Margaret Fulton’s recipe
for porridge ends with this:
“Serve piping hot in cold
soup plates and dip each spoonful into individual bowls of cold milk or cream
before eating.”
The mise-en-scene here—the
choice and arrangement of dishes (soup
plates, individual bowls), the choreography of each mouthful (the
spoonful passing from plate, to bowl, to mouth) and the careful management of
the contrast of hot and cold (hot porridge, cold plate, hot spoonful, cold milk
or cream)—shows a kind of theatre and attention to detail worthy of the modern
molecular fine dining experience. It is about respecting all the elements of a
dish and its consumption, and it starts with its conception. Her granddaughter
Kate Gibbs tells the story of her grandmother’s irritation when she made
porridge for her and left out the salt. “Kate, there are three ingredients in
porridge. Use all of them.”
Margaret Fulton was
Scottish by birth and no doubt had a special connection to porridge, but this combination
of simplicity, sophistication and rigour is the hallmark of her contribution to
Australian food culture. They come into their own in her Encyclopaedia of Food and Cookery, turning their full force on the
challenges of compiling an encyclopaedia: what to include and what to leave out?
How to organise? How to answer again and again the impossible philosophical question:
What is x?
Again and again, she takes
it in her stride, adapting her approach each time and choosing the technical, cultural,
historical, personal, circumstantial and/or physical attributes that best
convey the item’s ‘thisness’ in as succinct a way as possible.
Take her encyclopaedia
entry on ‘Pie’. The basics: “Although there are exceptions, a pie usually
consists of a filling topped with a crust; it may or may not have a bottom
crust as well.” The variations: “Fillings range from hearty meats to delicate
fruits and the crust can be made various kinds of pastry, crumbs, scone dough,
meringue or even mashed potato.” Then the sublime summation: “What they all
have in common is that a pie is invariably acclaimed as a treat and a sign of a
caring cook.” What is a pie? A treat and a sign of a caring cook. This
description was recently quoted by a chef in his introduction to a pie recipe
in the Sydney Morning Herald, because
it stays in the mind and is hard to beat.
‘Bread’ is initially more
resistant to definition, demanding an appeal to language and convention: “The
products we call breads today are an agreed group of preparations rather than a
rigidly defined category.” And yet. This is an encyclopaedia, and the show must
go on. She moves through the variety of things called bread in different parts
of the world, then comes back to resolve that initial hesitation with a
definition that effortlessly spans the physical and metaphysical: “However, it
can be said that the main ingredient of all bread is flour of some kind and
that ‘bread’ always means a wholesome and sustaining food.”

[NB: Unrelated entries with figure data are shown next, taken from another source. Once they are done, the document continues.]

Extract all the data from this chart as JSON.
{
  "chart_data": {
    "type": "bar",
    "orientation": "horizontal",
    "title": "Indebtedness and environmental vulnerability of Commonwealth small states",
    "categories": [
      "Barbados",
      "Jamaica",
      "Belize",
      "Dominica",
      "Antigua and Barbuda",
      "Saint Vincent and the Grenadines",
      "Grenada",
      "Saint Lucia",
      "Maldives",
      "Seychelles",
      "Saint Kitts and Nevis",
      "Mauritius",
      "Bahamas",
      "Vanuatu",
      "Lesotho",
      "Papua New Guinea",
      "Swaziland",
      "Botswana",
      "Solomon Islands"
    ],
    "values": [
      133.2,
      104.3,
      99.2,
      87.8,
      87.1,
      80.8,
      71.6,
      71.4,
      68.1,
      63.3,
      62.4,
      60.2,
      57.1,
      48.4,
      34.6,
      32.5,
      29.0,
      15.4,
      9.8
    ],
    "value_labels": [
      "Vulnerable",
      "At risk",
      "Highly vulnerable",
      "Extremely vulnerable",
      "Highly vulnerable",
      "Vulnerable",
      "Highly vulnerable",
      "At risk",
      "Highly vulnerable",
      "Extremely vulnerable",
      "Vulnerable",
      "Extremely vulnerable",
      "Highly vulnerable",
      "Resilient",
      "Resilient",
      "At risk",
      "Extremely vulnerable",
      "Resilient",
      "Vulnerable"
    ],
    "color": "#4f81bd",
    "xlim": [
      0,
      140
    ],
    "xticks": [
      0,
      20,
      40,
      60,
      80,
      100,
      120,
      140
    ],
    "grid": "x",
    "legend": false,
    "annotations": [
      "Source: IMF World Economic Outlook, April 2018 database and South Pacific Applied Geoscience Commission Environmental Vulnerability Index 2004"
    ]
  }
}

After a sentence or two on
the history of ‘Chocolate’, and a mild protest that it is more than a “delicacy”
but a “good solid food and nourishment”, she conveys her understanding of
“chocolate” by evoking a series of situations: “Chocolate is part of army
rations in times of stress. Mountaineers carry it with them as a matter of
course. French children eat it on bread instead of butter and jam, and the
comfort derived from a bar of chocolate when one is feeling tired is not to be
underestimated.” “The comfort derived from a bar of chocolate when one is
feeling tired is not to be underestimated” is not only true but strikes a
heartfelt note that immediately makes us picture a tired Margaret Fulton (how
often must Margaret Fulton have been tired), relieved to be home, sitting down
and unwrapping a bar of chocolate.
It (she) goes on. Eggs are
characterised by what they do (thicken, leaven, emulsify, enrich, bind, protect
and glaze), fish by its beneficiaries: “the gourmet’s joy, the hurried cook’s
friend, a boon to weight-watchers and the cholesterol-conscious”, and Gormeh
Sabzee, “a Persian stew made with lamb, a very large bunch of parsley (3 cups
chopped) and kidney beans”, is honoured with the holy trinity of the home cook:
“economical, nutritious, and delicious.”
Margaret Fulton’s talent
for connecting with a dish—old or new, near or far, high or low—and
communicating its value gave her a depth and breadth that accounts for why she
looms so large over the Australian cultural landscape. According to the jacket
of Margaret Fulton’s Encyclopaedia of
Food and Cookery, she considered the book “her greatest achievement.” What comes
through in reading it is not so much an encyclopaedic “knowledge”, but an
encyclopaedic mission. She was always in touch with the leading edge of food
culture, but she took everyone and everything with her.